With 9 out of 10 colorectal cancer diagnoses impacting people over the age of forty, colonoscopy screenings are often prescribed by physicians to patients in that age category. In fact, federal health care law mandates that specific vital preventive services, including colonoscopies, be provided to patients at no out-of-pocket cost.
However, insurance coverage of colonoscopy screening for colorectal cancer has caused considerable hand-wringing and annoyance for patients; surprise bills and blurry copay and deductible policies seem to be the norm, and clarity and transparency about the process have been hard to come by.
Below we’ll set the record straight about when your colonoscopy is free, issues surrounding Medicare premiums and potential delays in establishing Medicaid eligibility.
The Affordable Care Act (ACA) mandates that health plans include coverage of colorectal cancer screening. The ACA significantly increased the scope of preventive medical services to individuals between 50 and 75-years old, obligating commercial insurance providers to include colonoscopy screenings to detect colorectal cancer free of charge and without any out-of-pocket expenses.
The ACA specifies that insurers must fully cover services that are highly rated by the U.S. Preventive Services Task Force (USPSTF) such as colonoscopy (which earned an A rating for adults over 50). However, the ACA protections do not apply to all insurance plans. To determine the status of your plan, you should contact your insurance company or your human resources manager.
Private Health Insurance Coverage
According to the American Cancer Society, many private insurance programs will cover colonoscopy, but you could incur other fees depending on the reason for your screening. Colonoscopies performed to assess particular problems such as abdominal pain, intestinal bleeding, or decreased red blood cell count are typically deemed diagnostic instead of screening procedures. In that case, you may be on the hook for deductible and copay charges.
If your doctor finds a polyp (or other growth) during your colonoscopy requiring removal or a biopsy, your insurance plan may also deem the procedure diagnostic. It is essential to review all the elements of your insurance program, especially if your doctor is in your plan’s network. If not, your out-of-pocket expenses could increase.
The best course of action to avoid surprise fees is to call your insurance company before scheduling your colonoscopy. Ask them how much you should expect to pay for it and under what circumstances the amount could change based on what’s found during the test. If you do get hit with a hefty bill after your screening, you may be able to appeal your insurer’s decision.
Another grey area involving private insurance coverage is with subsequent screenings after polyps have been found or removed. Once a doctor needs to take action, many insurance programs change the classification of future colonoscopy testing from preventive to diagnostic.
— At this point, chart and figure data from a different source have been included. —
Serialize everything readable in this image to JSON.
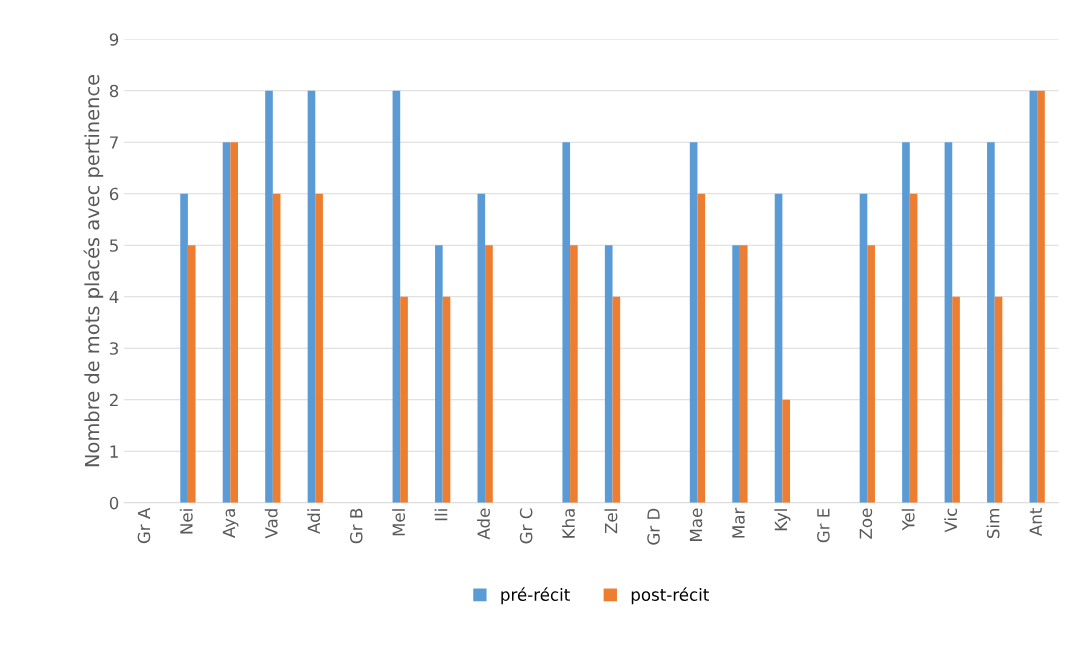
{
  "chart_data": {
    "type": "bar",
    "ylabel": "Nombre de mots placés avec pertinence",
    "categories": [
      "Gr A",
      "Nei",
      "Aya",
      "Vad",
      "Adi",
      "Gr B",
      "Mel",
      "Ili",
      "Ade",
      "Gr C",
      "Kha",
      "Zel",
      "Gr D",
      "Mae",
      "Mar",
      "Kyl",
      "Gr E",
      "Zoe",
      "Yel",
      "Vic",
      "Sim",
      "Ant"
    ],
    "series": [
      {
        "name": "pré-récit",
        "color": "#5b9bd5",
        "values": [
          null,
          6,
          7,
          8,
          8,
          null,
          8,
          5,
          6,
          null,
          7,
          5,
          null,
          7,
          5,
          6,
          null,
          6,
          7,
          7,
          7,
          8
        ]
      },
      {
        "name": "post-récit",
        "color": "#ed7d31",
        "values": [
          null,
          5,
          7,
          6,
          6,
          null,
          4,
          4,
          5,
          null,
          5,
          4,
          null,
          6,
          5,
          2,
          null,
          5,
          6,
          4,
          4,
          8
        ]
      }
    ],
    "ylim": [
      0,
      9
    ],
    "yticks": [
      0,
      1,
      2,
      3,
      4,
      5,
      6,
      7,
      8,
      9
    ],
    "grid": "y",
    "legend": "bottom"
  }
}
And higher risk colorectal cancer testing isn’t specified on the USPSTF recommendation list. Therefore, insurance providers are not obligated to cover it free from copayments or deductibles, meaning they may require you to cost-share for the cost of the colonoscopy and the doctor’s fee.
For example, say upon your initial colonoscopy screening your doctor found and removed a polyp, and then asked you to return for a follow-up test in three years. Your next colonoscopy may be deemed as diagnostic, leaving you to foot a portion of the bill and potentially to advance a sizable sum for the deductible.
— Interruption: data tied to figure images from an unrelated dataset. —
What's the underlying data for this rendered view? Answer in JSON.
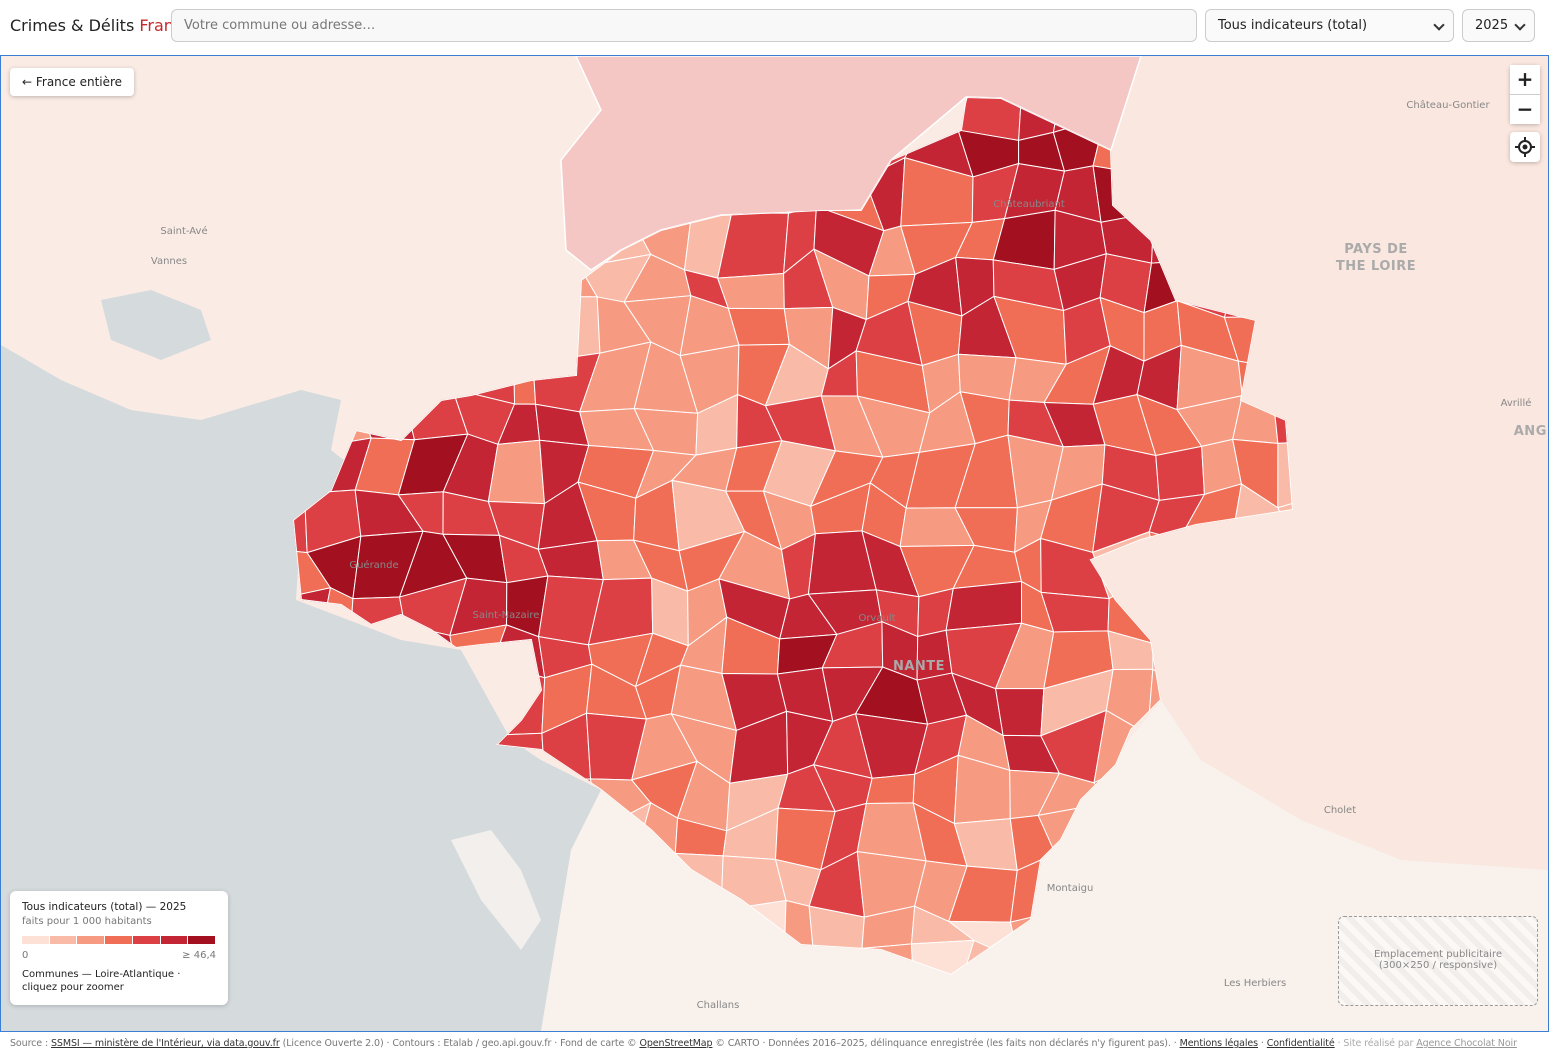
{
  "header": {
    "brand": "Crimes & Délits",
    "brand_accent": "France",
    "search_placeholder": "Votre commune ou adresse…",
    "indicator_select": "Tous indicateurs (total)",
    "year_select": "2025"
  },
  "map": {
    "back_button": "← France entière",
    "zoom_in": "+",
    "zoom_out": "−",
    "place_labels": [
      "Château-Gontier",
      "Saint-Avé",
      "Vannes",
      "PAYS DE",
      "THE LOIRE",
      "Avrillé",
      "ANGE",
      "Châteaubriant",
      "Guérande",
      "NANTE",
      "Cholet",
      "Montaigu",
      "Les Herbiers",
      "Challans",
      "Saint-Nazaire",
      "Orvault"
    ]
  },
  "legend": {
    "title": "Tous indicateurs (total) — 2025",
    "subtitle": "faits pour 1 000 habitants",
    "min_label": "0",
    "max_label": "≥ 46,4",
    "note": "Communes — Loire-Atlantique · cliquez pour zoomer",
    "colors": [
      "#fde0d6",
      "#f9bba8",
      "#f69a82",
      "#f06e56",
      "#dc4045",
      "#c42535",
      "#a3101f"
    ]
  },
  "ad": {
    "line1": "Emplacement publicitaire",
    "line2": "(300×250 / responsive)"
  },
  "footer": {
    "source_prefix": "Source :",
    "source_link": "SSMSI — ministère de l'Intérieur, via data.gouv.fr",
    "source_rest": "(Licence Ouverte 2.0) · Contours : Etalab / geo.api.gouv.fr · Fond de carte ©",
    "osm_link": "OpenStreetMap",
    "carto_rest": "© CARTO · Données 2016–2025, délinquance enregistrée (les faits non déclarés n'y figurent pas). ·",
    "legal_link": "Mentions légales",
    "sep": "·",
    "privacy_link": "Confidentialité",
    "credit_prefix": "· Site réalisé par",
    "credit_link": "Agence Chocolat Noir"
  }
}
The question many patients pose is: shouldn’t the law protect people in those types of situations from being charged for more frequent but necessary screening?
Medicare Colonoscopy Coverage
Medicare will cover colonoscopy tests free of charge or any out-of-pocket expenses. Included in the coverage are screenings every ten years, and every two years if you are deemed high-risk. The catch here, as opposed to private insurance, is that if a growth is detected during your initial screening, the test is classified as diagnostic and you may get hit with a copayment charge.
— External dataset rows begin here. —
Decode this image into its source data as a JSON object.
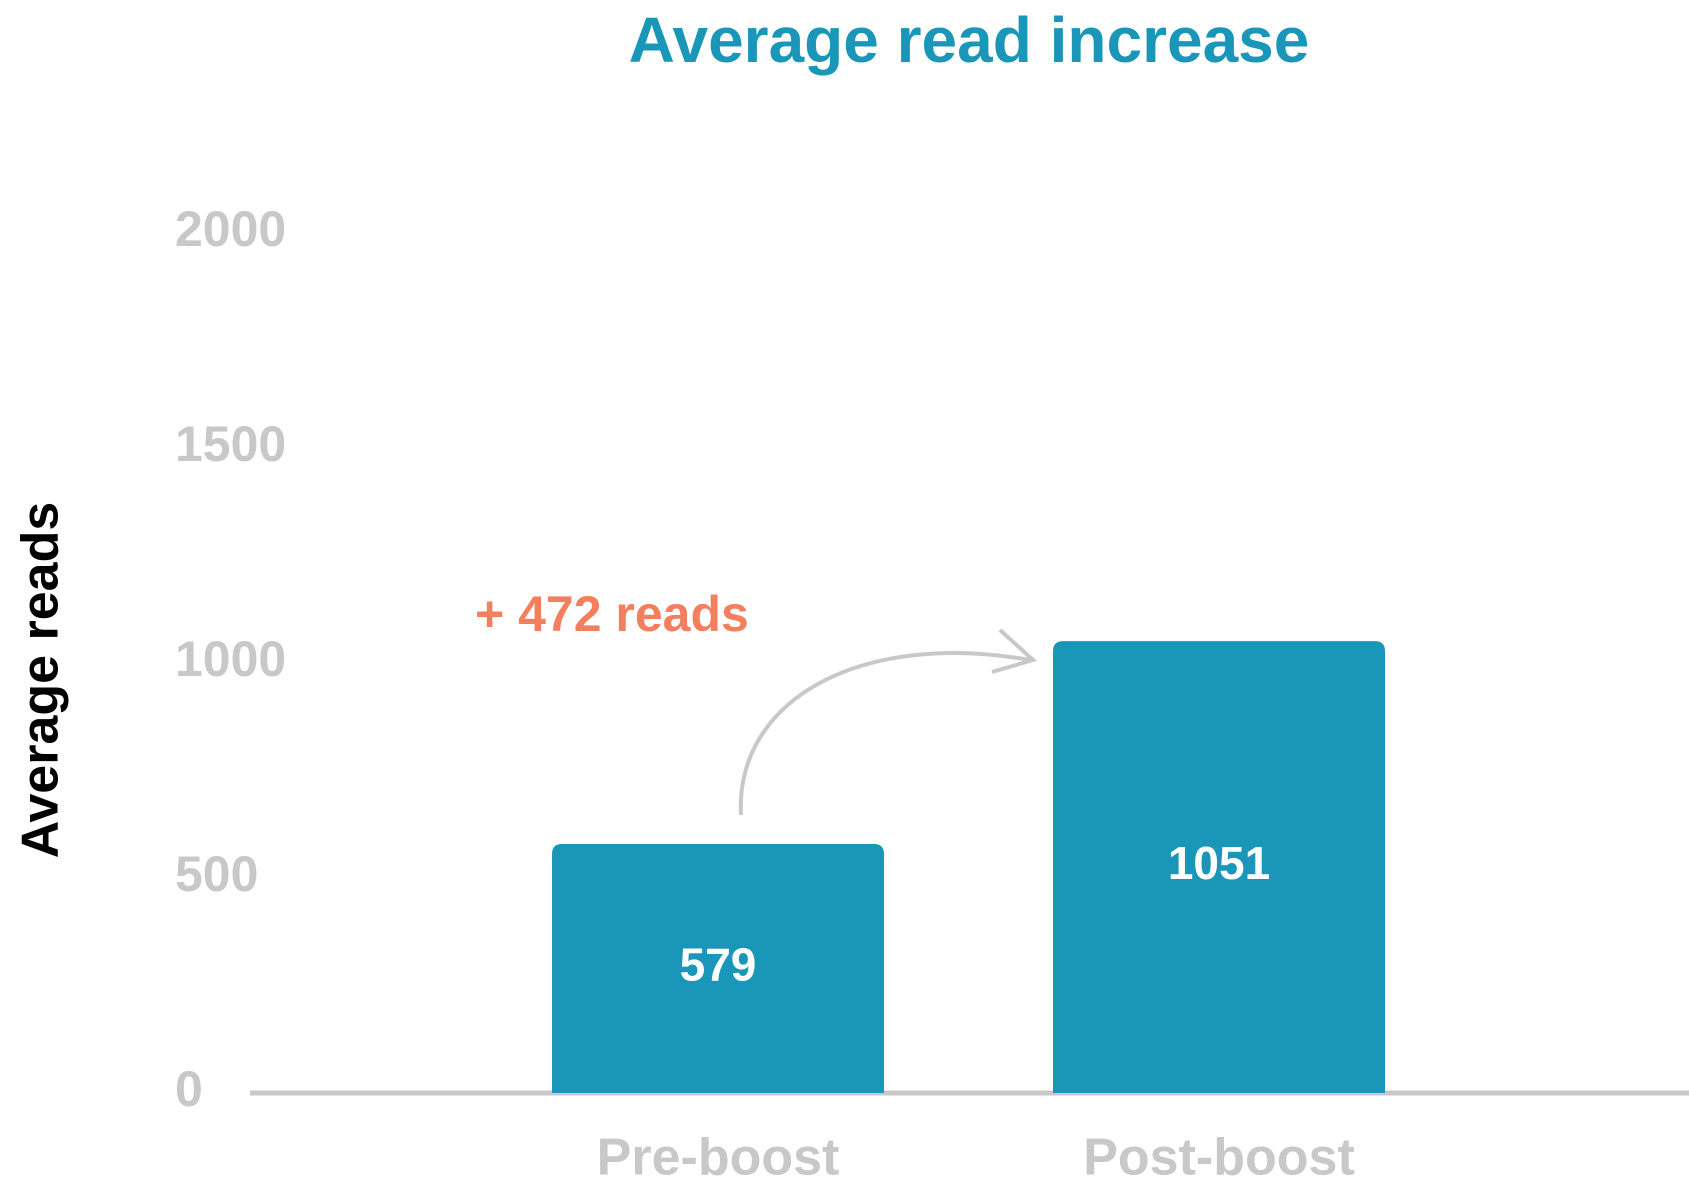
{
  "chart_data": {
    "type": "bar",
    "title": "Average read increase",
    "y_label": "Average reads",
    "categories": [
      "Pre-boost",
      "Post-boost"
    ],
    "values": [
      579,
      1051
    ],
    "color": "#1a96b8",
    "ylim": [
      0,
      2000
    ],
    "yticks": [
      0,
      500,
      1000,
      1500,
      2000
    ],
    "annotation": "+ 472 reads",
    "annotation_color": "#f47f5e",
    "title_color": "#1a96b8",
    "tick_color": "#c8c8c8"
  }
}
The American Cancer Society confirms that for new enrollees, Medicare will cover “a preventive physical exam” within a year of registering. The “Welcome to Medicare” exam can include referrals for other screening tests already covered under Medicare, including colonoscopy.
For patients holding Medicare Part B for over a year, an annual “wellness” visit is covered free of charge. The goal of the visit to establish an individualized disease prevention program.
You should consult your provider to develop a preventive screening schedule that would include a colonoscopy.
Medicare covers colonoscopy under the following circumstances:
- One time every two years for high-risk patients of any age
- Once every ten years for people at average risk
- Four years after a flexible sigmoidoscopy for patients at average risk
However, as with private insurance, a caveat exists. The American Cancer Society reports that “Medicare will cover a colonoscopy free of charge when the test is performed for screening purposes. If a polyp is found and needs to be removed or a biopsy is done, the test is not considered a “screening,” and patients will be charged the 20% co-insurance and a co-pay.”
States have the authority to cover colonoscopy screening under Medicaid, however, in the case of individuals with no symptoms, state Medicaid programs are not obligated by the federal government to provide colorectal cancer screening.
Medicaid coverage for colonoscopy is done on a state-by-state basis with some states including fecal occult blood testing (FOBT), and others providing colonoscopy tests if a physician has determined them medical necessities.